ONLY to income within an upper and lower limit. If a 25% taxpayer gets a

$1,000 bonus, he probably will pay $250 on it. But if he gets a $100,000

bonus (or lottery winning), his tax will probably be more. If he is already

at the top of the 25% bracket ($123,700 TAXABLE income - that's AFTER

deductions and exemptions! And I'm looking at the 2006 rates for joint

returns:

http://www.irs.gov/pub/irs-pdf/i1040gi.pdf), then the bonus gets

taxed at 28% on the first $64,750 ($18,130) and 33% on the top $35,250

($11,633) for a total of $29,763, or nearly 30%, not the 25% that he might

have been using in his planning. On the other hand, a $1,000 deduction

would save him $250, all right, but a $100,000 deduction would probably save

him only $18,109, the tax on the bottom $100,000, most of which fits into

less-than-25% brackets, for an effective rate of about 18%.

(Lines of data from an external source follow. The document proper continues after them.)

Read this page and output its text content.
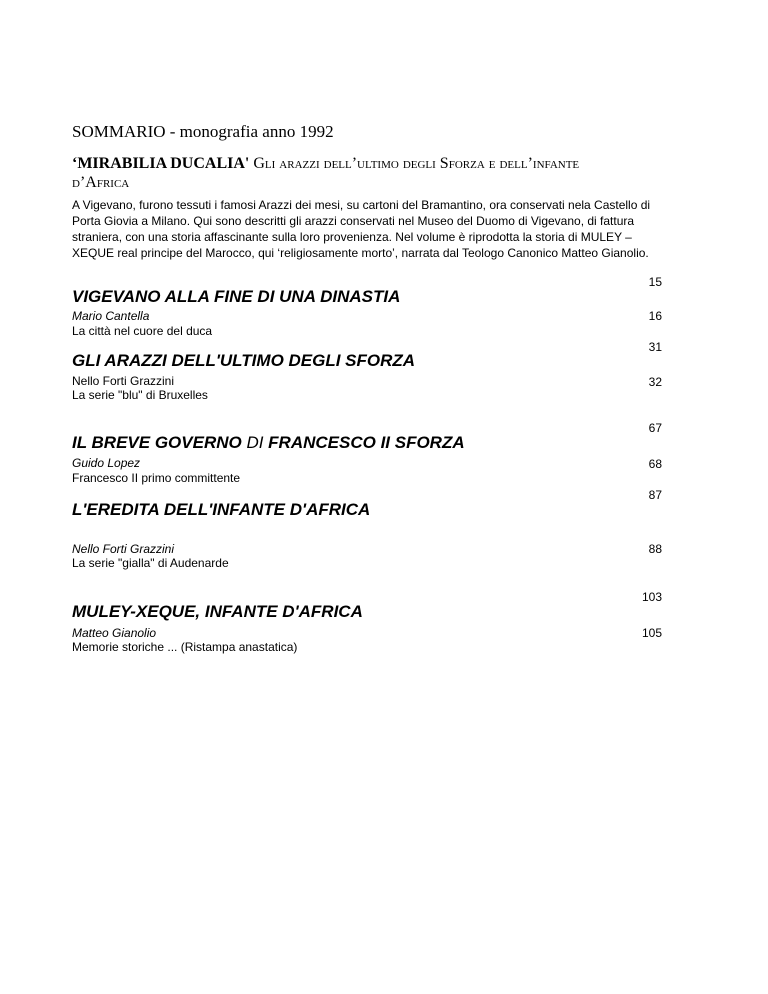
SOMMARIO - monografia anno 1992
‘MIRABILIA DUCALIA' Gli arazzi dell’ultimo degli Sforza e dell’infante d’Africa
A Vigevano, furono tessuti i famosi Arazzi dei mesi, su cartoni del Bramantino, ora conservati nela Castello di Porta Giovia a Milano. Qui sono descritti gli arazzi conservati nel Museo del Duomo di Vigevano, di fattura straniera, con una storia affascinante sulla loro provenienza. Nel volume è riprodotta la storia di MULEY – XEQUE real principe del Marocco, qui ‘religiosamente morto’, narrata dal Teologo Canonico Matteo Gianolio.
15
VIGEVANO ALLA FINE DI UNA DINASTIA
Mario Cantella	16
La città nel cuore del duca
31
GLI ARAZZI DELL'ULTIMO DEGLI SFORZA
Nello Forti Grazzini	32
La serie "blu" di Bruxelles
67
IL BREVE GOVERNO DI FRANCESCO II SFORZA
Guido Lopez	68
Francesco II primo committente
87
L'EREDITA DELL'INFANTE D'AFRICA
Nello Forti Grazzini	88
La serie "gialla" di Audenarde
103
MULEY-XEQUE, INFANTE D'AFRICA
Matteo Gianolio	105
Memorie storiche ... (Ristampa anastatica)
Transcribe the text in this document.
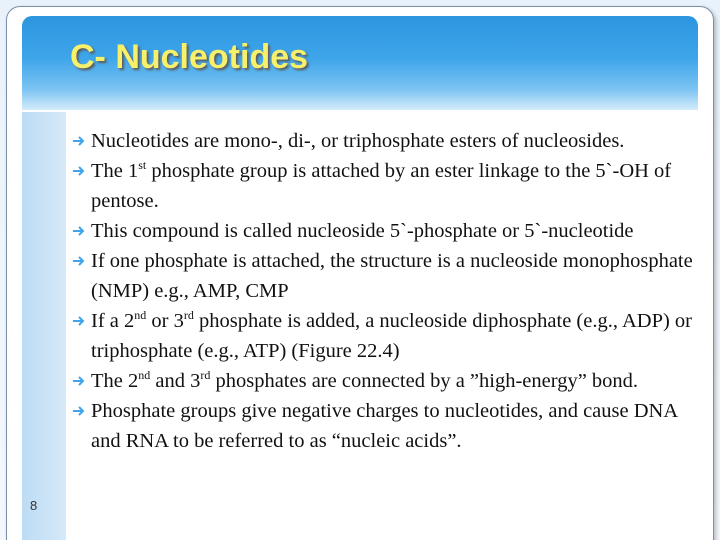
C- Nucleotides
8
Nucleotides are mono-, di-, or triphosphate esters of nucleosides.
The 1st phosphate group is attached by an ester linkage to the 5`-OH of pentose.
This compound is called nucleoside 5`-phosphate or 5`-nucleotide
If one phosphate is attached, the structure is a nucleoside monophosphate (NMP) e.g., AMP, CMP
If a 2nd or 3rd phosphate is added, a nucleoside diphosphate (e.g., ADP) or triphosphate (e.g., ATP) (Figure 22.4)
The 2nd and 3rd phosphates are connected by a ”high-energy” bond.
Phosphate groups give negative charges to nucleotides, and cause DNA and RNA to be referred to as “nucleic acids”.
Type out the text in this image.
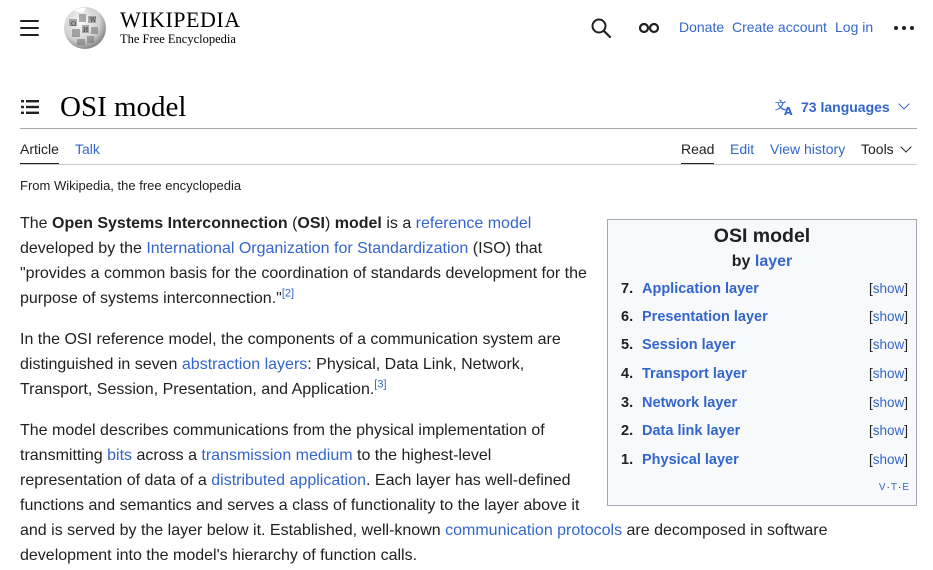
Ω
W
И WIKIPEDIA
The Free Encyclopedia
Donate Create account Log in
OSI model	文
A 73 languages
Article Talk	Read Edit View history Tools
From Wikipedia, the free encyclopedia

The Open Systems Interconnection (OSI) model is a reference model developed by the International Organization for Standardization (ISO) that "provides a common basis for the coordination of standards development for the purpose of systems interconnection."[2]

In the OSI reference model, the components of a communication system are distinguished in seven abstraction layers: Physical, Data Link, Network, Transport, Session, Presentation, and Application.[3]

The model describes communications from the physical implementation of transmitting bits across a transmission medium to the highest-level representation of data of a distributed application. Each layer has well-defined functions and semantics and serves a class of functionality to the layer above it and is served by the layer below it. Established, well-known communication protocols are decomposed in software development into the model's hierarchy of function calls.

OSI model
by layer
7. Application layer	[show]
6. Presentation layer	[show]
5. Session layer	[show]
4. Transport layer	[show]
3. Network layer	[show]
2. Data link layer	[show]
1. Physical layer	[show]
V·T·E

MANY other factors can affect the actual tax rates that must be assumed to

make meaningful calculations. The essential factors to keep in mind is that

more income causes the tax rates to increase, while less income (or more

deductions) causes rates to decline, but the increases and decreases are NOT

LINEAR! They go UP faster than they go DOWN. As we just illustrated, a

$100,000 bonus could cost 30%, while an equal loss would save only 18%, both

for someone who is "in the 25% bracket".

For many taxpayers, 401(k)/IRA/SEP, etc., are great. But I'm not a fan,

I've never used Quicken to account for one, and I know very little about

them. So I really should keep my nose out of discussions of them.

RC

--

R. C. White, CPA

San Marcos, TX

(Retired. No longer licensed to practice public accounting.)